Ingredients:
- 1 cup (200g) sushi rice, rinsed until water runs clear
- 1 1/4 cups (300ml) water
- 2 tablespoons (30ml) rice vinegar
- 1 tablespoon (12.5g) granulated sugar
- 1/2 teaspoon (3g) salt
- 8 ounces (225g) cooked salmon, skin removed and flaked
- 1 ripe avocado, pitted, peeled, and thinly sliced
- 2 tablespoons mayonnaise
- 1 tablespoon sriracha (optional)
- 1/2 teaspoon lemon juice
- 2 sheets nori seaweed
- Sesame seeds (optional)
- Wasabi (for serving)
- Soy sauce (for serving)
- Pickled Ginger (for serving)
Instructions:
- Combine rice and water in a rice cooker or saucepan. Cook according to instructions, or bring to a boil, reduce heat to low, cover, and simmer for 15-20 minutes, or until all water is absorbed.
- In a small bowl, whisk together rice vinegar, sugar, and salt until sugar and salt are dissolved.
- Gently fold the sushi vinegar mixture into the cooked rice. Allow rice to cool slightly before using.
- If using leftover baked salmon, flake it. If using canned salmon, drain it well and remove any bones or skin.
- In a small bowl, combine mayonnaise and sriracha (optional).
- Place a sheet of nori shiny-side down on a sushi rolling mat covered with plastic wrap. Spread a thin layer of sushi rice evenly over the nori, leaving about 1/2 inch uncovered at the top edge.
- Arrange flaked salmon and avocado slices horizontally across the center of the rice.
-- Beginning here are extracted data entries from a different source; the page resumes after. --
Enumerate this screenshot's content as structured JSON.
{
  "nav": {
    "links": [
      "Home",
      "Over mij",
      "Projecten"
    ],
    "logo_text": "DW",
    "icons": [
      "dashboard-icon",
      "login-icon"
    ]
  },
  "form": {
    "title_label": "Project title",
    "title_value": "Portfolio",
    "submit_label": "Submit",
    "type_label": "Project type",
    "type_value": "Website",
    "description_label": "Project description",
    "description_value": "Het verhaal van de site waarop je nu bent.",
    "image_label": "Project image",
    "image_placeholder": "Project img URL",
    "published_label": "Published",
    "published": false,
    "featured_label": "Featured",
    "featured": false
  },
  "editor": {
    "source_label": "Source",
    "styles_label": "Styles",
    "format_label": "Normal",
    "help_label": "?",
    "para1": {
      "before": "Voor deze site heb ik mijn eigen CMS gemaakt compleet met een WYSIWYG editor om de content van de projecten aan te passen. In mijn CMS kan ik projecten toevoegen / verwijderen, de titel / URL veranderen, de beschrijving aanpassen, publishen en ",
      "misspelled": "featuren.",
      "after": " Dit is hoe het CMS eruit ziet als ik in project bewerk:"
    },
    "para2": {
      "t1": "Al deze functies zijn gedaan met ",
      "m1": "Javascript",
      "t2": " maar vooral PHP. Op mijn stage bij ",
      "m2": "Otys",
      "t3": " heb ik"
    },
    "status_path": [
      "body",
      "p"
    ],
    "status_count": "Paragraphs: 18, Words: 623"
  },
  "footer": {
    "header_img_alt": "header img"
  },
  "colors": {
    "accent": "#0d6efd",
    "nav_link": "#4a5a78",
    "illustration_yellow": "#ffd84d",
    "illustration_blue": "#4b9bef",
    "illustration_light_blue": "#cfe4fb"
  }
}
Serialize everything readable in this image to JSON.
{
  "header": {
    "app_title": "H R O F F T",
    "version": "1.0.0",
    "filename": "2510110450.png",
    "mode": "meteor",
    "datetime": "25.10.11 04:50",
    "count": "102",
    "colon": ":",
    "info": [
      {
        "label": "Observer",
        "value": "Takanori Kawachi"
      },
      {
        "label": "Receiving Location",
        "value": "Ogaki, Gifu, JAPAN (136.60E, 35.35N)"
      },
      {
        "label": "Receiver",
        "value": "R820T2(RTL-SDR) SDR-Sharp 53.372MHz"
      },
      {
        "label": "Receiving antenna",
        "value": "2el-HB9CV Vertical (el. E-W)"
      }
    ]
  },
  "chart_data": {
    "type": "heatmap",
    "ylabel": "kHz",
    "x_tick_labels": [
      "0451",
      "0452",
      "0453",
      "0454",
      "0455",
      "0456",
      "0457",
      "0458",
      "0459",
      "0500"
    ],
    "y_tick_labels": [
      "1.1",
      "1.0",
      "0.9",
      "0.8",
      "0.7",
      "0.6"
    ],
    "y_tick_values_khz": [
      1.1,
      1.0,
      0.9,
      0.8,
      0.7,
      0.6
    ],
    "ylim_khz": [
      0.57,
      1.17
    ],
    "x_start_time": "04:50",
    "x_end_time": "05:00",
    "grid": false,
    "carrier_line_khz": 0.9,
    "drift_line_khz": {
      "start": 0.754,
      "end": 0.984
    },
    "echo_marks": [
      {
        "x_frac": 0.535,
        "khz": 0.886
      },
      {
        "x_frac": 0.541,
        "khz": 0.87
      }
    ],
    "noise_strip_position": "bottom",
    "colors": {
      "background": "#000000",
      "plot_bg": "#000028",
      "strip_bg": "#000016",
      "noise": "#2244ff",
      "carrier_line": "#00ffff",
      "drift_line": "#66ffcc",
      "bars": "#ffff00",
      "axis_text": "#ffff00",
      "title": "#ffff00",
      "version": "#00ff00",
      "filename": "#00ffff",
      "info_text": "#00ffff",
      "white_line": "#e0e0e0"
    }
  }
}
Drizzle with spicy mayo (if using).
- Using the sushi mat, tightly roll the sushi away from you. Moisten the uncovered edge of the nori with water to seal the roll.
- Using a sharp, moistened knife, slice the alaska roll into 6-8 even pieces.
- Sprinkle with sesame seeds (optional). Serve immediately with wasabi, soy sauce, and pickled ginger.